So-Called ‘Originalism’ No Help in Determining Cruel and Unusual Punishment

April 24, 2012

by Jeremy Leaming

From time to time, perhaps once a decade, syndicated columnist George Will can say or write something that does more than trumpet right-wing talking points. A recent piece on the Supreme Court’s consideration of whether sentencing juveniles to prison with no chance of parole violates the Constitution is an example.

Writing about cases involving juveniles who were sentenced to life in prison for crimes they committed when they were 14, Will says the judges involved had “no discretion to impose any other” sentences, and that such mandatory sentencing bars courts from taking into consideration our “society’s sense of cruelty.” This kind of thinking, however, as Will notes can undercut so-called originalism, a method of interpreting the Constitution favored by conservative judges. Toward the end of his column, Will writes that “even the ‘originalist’ Scalia, although disposed to construe the Constitution’s terms as they were understood when ratified, would today proscribe some late-18th-century punishments, such as public lashing and branding.”

Instead of obsessively trying to figure out what the Constitution’s framers thought when they crafted the document, competent judges today consider societal developments, which are informed by science. In fact, Will writes that the high court “has accommodated what science teaches.” He cites high court opinions from 2005 and 2010 that took into account studies on the differences between youngsters and adults in limiting the use of the death penalty in cases involving juveniles.

In 2005’s Roper v. Simmons, the justices relied in part on the differences between children and adults in concluding that the death penalty would not be imposed for crimes committed by those under 18, and later in Graham v. Florida that life sentences without parole would not be dealt to juveniles convicted of non-homicide crimes.
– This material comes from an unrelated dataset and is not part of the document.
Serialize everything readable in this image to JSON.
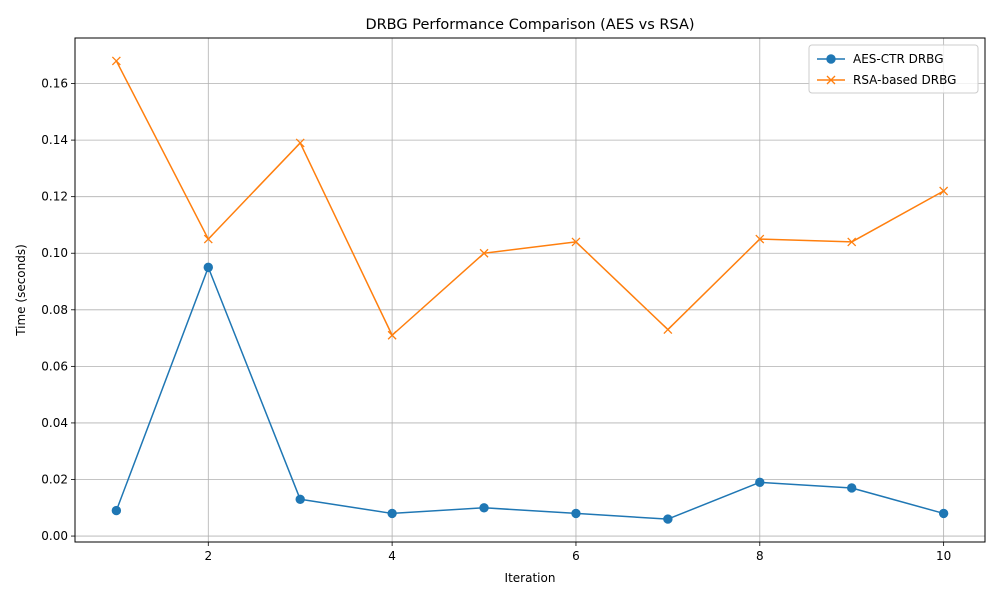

Will argues that the social science should be relied on by the high court in finding that teenagers committed of violent crimes, including homicide, should not be imprisoned forever. “Denying juveniles even a chance for parole defeats the penal objective of rehabilitation,” Will writes.

In a March 13 guest post for ACSblog law professor Kristin Henning also notes that scientific research “on adolescent development bolsters the commonsense understanding that teenagers lack self-control, are vulnerable to environmental pressures, and have fewer life experiences on which to draw in evaluating the consequences of their actions.”

Henning wrote that the high court should conclude based on its precedent, which relied in part on science, that sentencing juveniles to prison with no chance of parole is indeed cruel and unusual punishment in violation of the Constitution’s Eight Amendment. Not only are such sentences cruel, she argues, but also unusual, noting that only 79 people in the country are serving life-without-parole sentences.

Stubborn supporters of originalism, however, might have difficulty concluding that life-without-parole sentences violate the Eight Amendment. Many will no doubt cling to the simplicity of originalism, no matter how wobbly the method.

In their 2009 book, Keeping Faith with the Constitution, Goodwin Liu, Pamela S. Karlan and Christopher Schroeder argue that the Constitution’s framers set out fundamental values of liberty, equality and democracy that would be applicable in a changing world. The authors argue that the Constitution’s creators left the words and broad principles in the document open to future interpretation and application.

Indeed the authors note that the Constitution employs “general language,” such as “the Fourth Amendment protection against ‘unreasonable’ searches and seizures,” and “the Eighth Amendment prohibition on ‘cruel and unusual punishments.’”

“The open-textured quality,” the authors continue, “of these phrases is significant because the Framers could have specified, for example, the particular punishments they intended to forbid under the Eighth Amendment. But they chose not to do so, leaving open the punishments that might offend human dignity in the future.”